But look a little closer. Do you see something out of place? Something that looks like it doesn't belong?
How about now. Yep, see him? See that dairy calf?
Well....I know what you are thinking, but no. A dairy cow did not sneak into our field of black angus cows during mating season last year.
This dairy calf is a grafted calf.
I had no idea what a grafted calf was either, until a few weeks ago.
My husband came home and said, "Well, we had to graft a calf today." I looked at him cluelessly (which I do often) and asked him to please explain.
He told me that one of the baby calves died when it was born. Seems like it fell in a ditch or something. So that meant they had a mama cow without a baby cow, and that was not a good thing (I still need to ask him why that is not a good thing. Maybe cows can't handle engorgement?) Anyway...
So since they needed a calf for this mama, they went down to the dairy and bought a calf for $50. (Which I also don't understand all the way because then doesn't it leave another mama cow without a baby? Oh..wait...that mama cow is probably hooked up to a milking machine, so it doesn't matter, right?! Maybe I'm slowly figuring this out.)
Okay, so they bought the dairy calf and brought him back to our farm. Then they proceeded to skin the dead calf. Oh how fun. They took the hide of the dead calf and tied it onto the new dairy calf. This way, our mama cow would think it was HER calf because this new calf smelled like hers. My husband told me that they left the dead calf's skin on the dairy cow for a while, so that the dairy cow would be accepted and start nursing from our cow, thus adapting the correct smell.
And wahlah! It worked! Here is our little dairy cow in the midst of our black angus cows and is accepted as one of them, because he smells right. Dumb cows.

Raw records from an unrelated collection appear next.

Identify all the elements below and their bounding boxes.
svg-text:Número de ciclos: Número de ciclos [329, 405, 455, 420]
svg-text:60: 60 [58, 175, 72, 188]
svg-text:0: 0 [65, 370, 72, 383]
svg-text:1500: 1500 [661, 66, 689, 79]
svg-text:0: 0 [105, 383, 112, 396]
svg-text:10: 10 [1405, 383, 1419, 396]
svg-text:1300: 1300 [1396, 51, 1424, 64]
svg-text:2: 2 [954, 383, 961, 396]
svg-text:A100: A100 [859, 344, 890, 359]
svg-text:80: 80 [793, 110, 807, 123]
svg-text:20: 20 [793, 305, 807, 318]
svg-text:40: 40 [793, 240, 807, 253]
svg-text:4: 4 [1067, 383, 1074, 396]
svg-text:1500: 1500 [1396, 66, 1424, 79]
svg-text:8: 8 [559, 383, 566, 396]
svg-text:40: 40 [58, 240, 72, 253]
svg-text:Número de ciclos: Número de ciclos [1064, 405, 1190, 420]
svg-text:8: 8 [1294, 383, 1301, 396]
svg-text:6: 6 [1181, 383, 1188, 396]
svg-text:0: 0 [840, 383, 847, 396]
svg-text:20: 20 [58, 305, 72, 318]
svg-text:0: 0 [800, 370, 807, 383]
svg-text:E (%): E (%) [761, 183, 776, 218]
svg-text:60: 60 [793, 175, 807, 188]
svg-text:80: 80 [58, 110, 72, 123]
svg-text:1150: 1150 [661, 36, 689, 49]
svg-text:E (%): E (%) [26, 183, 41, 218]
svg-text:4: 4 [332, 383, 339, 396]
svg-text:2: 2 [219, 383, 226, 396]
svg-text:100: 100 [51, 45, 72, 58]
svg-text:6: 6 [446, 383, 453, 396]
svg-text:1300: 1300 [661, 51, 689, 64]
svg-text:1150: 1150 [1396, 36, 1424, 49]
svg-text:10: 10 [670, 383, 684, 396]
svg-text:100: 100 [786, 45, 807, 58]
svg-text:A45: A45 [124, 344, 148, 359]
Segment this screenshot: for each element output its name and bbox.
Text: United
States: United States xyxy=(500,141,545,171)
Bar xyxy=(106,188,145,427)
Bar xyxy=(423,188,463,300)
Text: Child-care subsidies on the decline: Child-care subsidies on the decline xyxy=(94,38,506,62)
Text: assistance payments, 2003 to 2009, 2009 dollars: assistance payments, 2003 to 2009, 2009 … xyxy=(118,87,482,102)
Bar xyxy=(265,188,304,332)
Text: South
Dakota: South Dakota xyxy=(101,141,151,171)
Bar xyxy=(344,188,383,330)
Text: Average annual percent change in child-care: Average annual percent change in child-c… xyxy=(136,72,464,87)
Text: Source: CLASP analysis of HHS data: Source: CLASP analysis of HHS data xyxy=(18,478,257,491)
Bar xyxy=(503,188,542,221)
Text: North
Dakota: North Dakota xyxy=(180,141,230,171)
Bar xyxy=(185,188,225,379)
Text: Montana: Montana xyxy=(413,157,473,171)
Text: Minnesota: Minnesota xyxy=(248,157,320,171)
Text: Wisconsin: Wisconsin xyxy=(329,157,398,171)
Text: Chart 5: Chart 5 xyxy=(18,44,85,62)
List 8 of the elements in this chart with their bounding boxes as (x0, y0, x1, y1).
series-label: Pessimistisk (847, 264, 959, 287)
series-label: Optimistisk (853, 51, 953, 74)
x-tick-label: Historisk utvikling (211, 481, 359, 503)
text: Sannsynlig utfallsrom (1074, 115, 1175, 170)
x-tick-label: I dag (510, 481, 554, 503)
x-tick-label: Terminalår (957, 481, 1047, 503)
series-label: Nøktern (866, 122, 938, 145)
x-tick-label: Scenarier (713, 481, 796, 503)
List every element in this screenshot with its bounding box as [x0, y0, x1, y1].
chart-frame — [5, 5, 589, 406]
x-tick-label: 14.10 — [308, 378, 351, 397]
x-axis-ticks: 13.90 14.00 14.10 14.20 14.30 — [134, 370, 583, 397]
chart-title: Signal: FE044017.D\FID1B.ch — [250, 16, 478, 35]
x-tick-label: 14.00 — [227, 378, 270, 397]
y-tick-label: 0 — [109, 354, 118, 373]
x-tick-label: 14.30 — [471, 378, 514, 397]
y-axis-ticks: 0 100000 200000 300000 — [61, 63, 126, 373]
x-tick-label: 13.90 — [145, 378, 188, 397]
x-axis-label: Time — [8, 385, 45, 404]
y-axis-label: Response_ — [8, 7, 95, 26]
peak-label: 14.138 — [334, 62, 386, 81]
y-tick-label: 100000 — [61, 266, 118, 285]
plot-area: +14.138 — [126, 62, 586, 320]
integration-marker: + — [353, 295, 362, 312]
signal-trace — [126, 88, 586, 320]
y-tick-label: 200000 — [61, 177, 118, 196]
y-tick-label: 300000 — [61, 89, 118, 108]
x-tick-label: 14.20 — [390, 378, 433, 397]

Although I was pretty excited about this cause I thought out loud, "Hey, and when this dairy cows grows up we can milk it!" To which my brother-in-law reminded me that it was a HE and not a SHE. Of course. The DAIRY would not want to sell their SHE cows for cheap.
So there you go. And yes, my husband still tells me he loves this new job. Even as we wade through manure, as he sticks his arm in their bums, as he shovels poop, and as he skins calves.